UAE property is out on its own

By Frank Kane

It was all fascinating stuff at the UAE Global Investment Forum, organised by Institutional Investor, in Abu Dhabi yesterday. High-calibre speakers, spot-on subjects for discussion, and intriguing panel sessions. One of these was the event on real estate, and how the world can capitalise on the rapid growth of the UAE market.


Focusing on the dynamism of the property market, this session posed the ultimate question: could the bubble burst? The answer was no, not unless there is cataclysmic coincidence of geo-strategic disasters that are beyond the ability of businessmen or governments to anticipate.


The growth is too sustained, and backed by real asset values, rising incomes and genuine demand, to falter in all but the most apocalyptic of circumstances. That seems a valid judgement to me. UAE property values are not in the sub-prime categories, and mortgages are subject to much more stringent quality checking than in most parts of the world.
The very idea of a “ninja” mortgage – lending money to somebody with no income and no job – is alien to UAE banking culture.


But the more interesting practical question that followed from this concerned the matter of the UAE Government’s willingness and ability to influence the direction of the property market. In particular, the panel was asked, is there a government safety net to rescue developers and investors in the situation of a market recession?


That, as the panel recognised, is a tricky question. Many investors see how important the property sector is to the future of Abu Dhabi and Dubai. The five largest developers in the UAE are all well plugged in to the business power structures. The rapid growth in both cities has been largely fuelled by the income stream from property development.


Investors see how closely interwoven the property industry is with the senior echelons of the business establishment, and many conclude there would be an immediate bail-out of any significant property business that happened to find itself in trouble.


Investors who fall for that line are deluding themselves, the panel said. The truth is that the government would be extremely reluctant to come to the rescue of a troubled developer in the UAE. The prevailing entrepreneurial culture would preclude such blatant bail-outs, if only on the grounds that to allow one to go to the wall would serve as an example to the others. Expect no Northern Rock scenarios in the UAE.


This puts into perspective talk of a “halo” effect that some of the credit rating agencies have been suggesting recently – the idea that there is a protective government shield around large parts of UAE business.


The government, of course, does have a significant, even critical influence, on the way business develops, especially the crucial property business. It can ensure there is a benign regulatory environment for the property sector, and enact policies designed to ensure a free market.

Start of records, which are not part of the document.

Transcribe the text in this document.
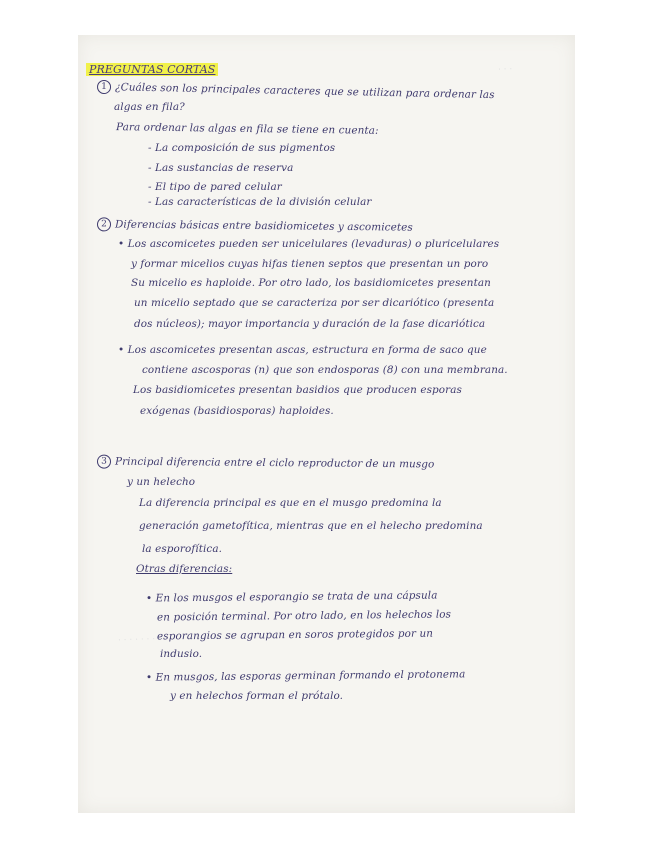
· · ·
· · · · · · · · · ·
PREGUNTAS CORTAS
1 ¿Cuáles son los principales caracteres que se utilizan para ordenar las
algas en fila?
Para ordenar las algas en fila se tiene en cuenta:
- La composición de sus pigmentos
- Las sustancias de reserva
- El tipo de pared celular
- Las características de la división celular
2 Diferencias básicas entre basidiomicetes y ascomicetes
• Los ascomicetes pueden ser unicelulares (levaduras) o pluricelulares
y formar micelios cuyas hifas tienen septos que presentan un poro
Su micelio es haploide. Por otro lado, los basidiomicetes presentan
un micelio septado que se caracteriza por ser dicariótico (presenta
dos núcleos); mayor importancia y duración de la fase dicariótica
• Los ascomicetes presentan ascas, estructura en forma de saco que
contiene ascosporas (n) que son endosporas (8) con una membrana.
Los basidiomicetes presentan basidios que producen esporas
exógenas (basidiosporas) haploides.
3 Principal diferencia entre el ciclo reproductor de un musgo
y un helecho
La diferencia principal es que en el musgo predomina la
generación gametofítica, mientras que en el helecho predomina
la esporofítica.
Otras diferencias:
• En los musgos el esporangio se trata de una cápsula
en posición terminal. Por otro lado, en los helechos los
esporangios se agrupan en soros protegidos por un
indusio.
• En musgos, las esporas germinan formando el protonema
y en helechos forman el prótalo.
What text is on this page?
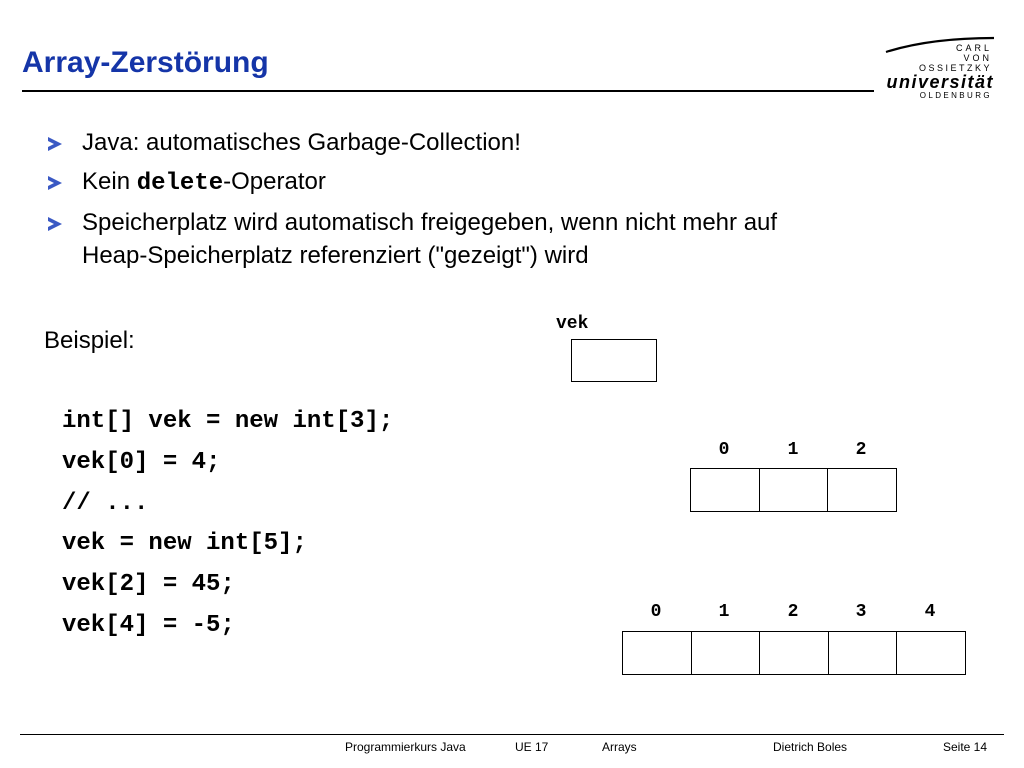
Array-Zerstörung	CARL
VON
OSSIETZKY
universität
OLDENBURG
Java: automatisches Garbage-Collection!
Kein delete-Operator
Speicherplatz wird automatisch freigegeben, wenn nicht mehr auf
Heap-Speicherplatz referenziert ("gezeigt") wird
Beispiel:
int[] vek = new int[3];
vek[0] = 4;
// ...
vek = new int[5];
vek[2] = 45;
vek[4] = -5;
vek
0	1	2
0	1	2	3	4
Programmierkurs Java	UE 17	Arrays	Dietrich Boles	Seite 14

It can also facilitate the best financial environment for the property business to flourish, encouraging the appropriate policy on mortgage credit availability, and on the demands of foreign investors. In particular, the forum panel thought the government could do more to accelerate the development of the relatively immature mortgage industry.


And, critically, the government can balance supply and demand in the property market by ensuring that completions and deliveries never outstrip investors’ need for new housing and commercial stock.But if any rosy-eyed investors are sinking their money into UAE property in the expectation the government will be the lender of last resort, forget it.